We know we are currently waging a war regarding the fact that, extraordinarily, there is a tax on these items. They are not regarded as a necessity! Judging from the amount that it is said the government would lose on lifting this tax, it would appear that possibly the manufacturers, too, may also be making a considerable profit from these items.
But there is more, attitudes have got to be changed. In the fifties, when I was about 14 years old, I went to a state wide Girl Guide Camp to commemorate the role of Lord Baden Powell. I was Patrol Leader with a tent full of younger girls I did not know. One of the girls woke in the night, terrified to find herself bleeding. I had to explain the process to her and access some equipment. It is a human right for every young child of any gender to know about it as they know about developing breasts. The topic should be discussed freely in society by all. It is natural, there should be no taboos and this sort of thing I encountered at the camp should never happen. But it still does.
And meanwhile disadvantaged girls, particularly in regional areas and particularly indigenous girls, have it even worse. They are not attending school because they do not have easy access to items they need during menstruation.
Come on people. This is not a feminist issue. This a human issue. Half of the human race will, at some time, be mensturating. It is healthy and productive if they can easily continue with normal activities. There should be self dispensing units easily found in many public places, not limited to ladies’ toilets. (And those that used to be in toilets seem now to be few and far between.)

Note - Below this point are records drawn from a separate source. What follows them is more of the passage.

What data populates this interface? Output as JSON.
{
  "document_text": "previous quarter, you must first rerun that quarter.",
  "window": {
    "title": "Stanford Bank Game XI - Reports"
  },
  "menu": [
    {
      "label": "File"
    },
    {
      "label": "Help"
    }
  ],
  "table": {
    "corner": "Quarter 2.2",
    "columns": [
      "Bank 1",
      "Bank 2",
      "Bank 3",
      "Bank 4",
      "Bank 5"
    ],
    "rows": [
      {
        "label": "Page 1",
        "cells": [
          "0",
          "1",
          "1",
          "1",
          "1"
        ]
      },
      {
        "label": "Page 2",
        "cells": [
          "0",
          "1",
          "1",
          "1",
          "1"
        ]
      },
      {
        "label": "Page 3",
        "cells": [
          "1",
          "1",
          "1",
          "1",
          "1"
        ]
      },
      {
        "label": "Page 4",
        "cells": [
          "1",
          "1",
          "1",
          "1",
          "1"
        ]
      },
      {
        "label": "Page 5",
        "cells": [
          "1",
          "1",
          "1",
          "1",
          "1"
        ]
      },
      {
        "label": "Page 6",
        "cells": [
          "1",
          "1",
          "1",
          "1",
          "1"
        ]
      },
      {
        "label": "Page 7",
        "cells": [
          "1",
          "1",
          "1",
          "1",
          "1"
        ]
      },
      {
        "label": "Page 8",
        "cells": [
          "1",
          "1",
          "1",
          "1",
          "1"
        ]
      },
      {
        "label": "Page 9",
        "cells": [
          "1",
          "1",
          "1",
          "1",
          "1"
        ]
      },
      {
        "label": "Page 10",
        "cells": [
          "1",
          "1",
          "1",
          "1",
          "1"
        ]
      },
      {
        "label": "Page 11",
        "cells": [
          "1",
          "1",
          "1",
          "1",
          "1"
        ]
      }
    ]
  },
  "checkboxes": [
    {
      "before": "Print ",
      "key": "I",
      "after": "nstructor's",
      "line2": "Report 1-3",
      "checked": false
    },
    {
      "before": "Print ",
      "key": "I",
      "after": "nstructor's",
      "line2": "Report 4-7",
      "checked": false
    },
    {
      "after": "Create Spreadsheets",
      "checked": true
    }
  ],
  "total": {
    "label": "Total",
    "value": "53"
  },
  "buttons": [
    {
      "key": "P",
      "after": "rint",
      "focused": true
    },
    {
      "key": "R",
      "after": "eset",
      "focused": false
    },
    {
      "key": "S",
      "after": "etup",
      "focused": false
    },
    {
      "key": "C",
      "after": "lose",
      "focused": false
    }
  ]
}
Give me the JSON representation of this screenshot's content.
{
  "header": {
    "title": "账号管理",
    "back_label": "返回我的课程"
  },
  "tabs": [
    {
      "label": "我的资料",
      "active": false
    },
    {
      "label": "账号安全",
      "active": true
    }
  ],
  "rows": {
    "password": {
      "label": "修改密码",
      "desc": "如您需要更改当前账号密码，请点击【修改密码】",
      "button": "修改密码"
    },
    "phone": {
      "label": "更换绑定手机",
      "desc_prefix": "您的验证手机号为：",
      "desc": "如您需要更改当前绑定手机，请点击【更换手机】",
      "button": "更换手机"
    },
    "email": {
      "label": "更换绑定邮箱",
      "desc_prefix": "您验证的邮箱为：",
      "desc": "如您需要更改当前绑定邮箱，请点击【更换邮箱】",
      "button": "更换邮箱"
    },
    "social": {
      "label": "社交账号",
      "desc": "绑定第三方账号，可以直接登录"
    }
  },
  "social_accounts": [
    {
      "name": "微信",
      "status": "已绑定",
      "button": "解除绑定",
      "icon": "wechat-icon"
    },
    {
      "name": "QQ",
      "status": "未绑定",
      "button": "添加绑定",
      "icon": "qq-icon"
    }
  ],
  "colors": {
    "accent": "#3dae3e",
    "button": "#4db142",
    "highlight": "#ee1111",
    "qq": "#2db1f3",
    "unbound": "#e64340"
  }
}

Surely there could be an easy and non degrading way a card or special coin could be provided to the needy who otherwise could not have access to these products.
And the reason they should not be hidden away in ladies’ toilets is that it is time for Dads and husbands to stand up. To sometimes be the ones who buy the product for daughters and wives as they might do with a toothbrush or toothpaste or toilet paper or even laxative! To talk to their daughters about menstruation. To normalise the process.
We are all part of the human race and without menstruation none of us would exist.